Since 1948, the World Health Organization (WHO) has launched numerous programs aimed at improving health conditions around the globe, ranging from efforts to eradicate smallpox to education programs about the health risks of smoking. In setting global health priorities and carrying out initiatives, the WHO bureaucracy has faced the challenge of reconciling the preferences of a small minority of wealthy nations, who fund the organization, with the demands of poorer member countries, who hold the majority of votes. In The World Health Organization between North and South, Nitsan Chorev shows how the WHO bureaucracy has succeeded not only in avoiding having its agenda co-opted by either coalition of member states but also in reaching a consensus that fit the bureaucracy's own principles and interests.
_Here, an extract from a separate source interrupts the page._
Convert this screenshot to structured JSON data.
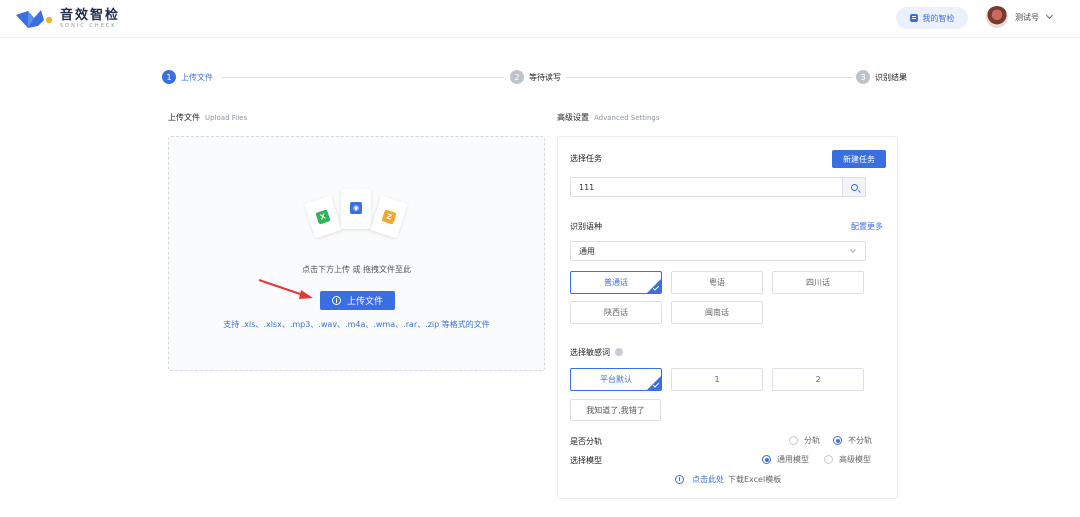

Chorev assesses the response of the WHO bureaucracy to member-state pressure in two particularly contentious moments: when during the 1970s and early 1980s developing countries forcefully called for a more equal international economic order, and when in the 1990s the United States and other wealthy countries demanded international organizations adopt neoliberal economic reforms. In analyzing these two periods, Chorev demonstrates how strategic maneuvering made it possible for a vulnerable bureaucracy to preserve a relatively autonomous agenda, promote a consistent set of values, and protect its interests in the face of challenges from developing and developed countries alike.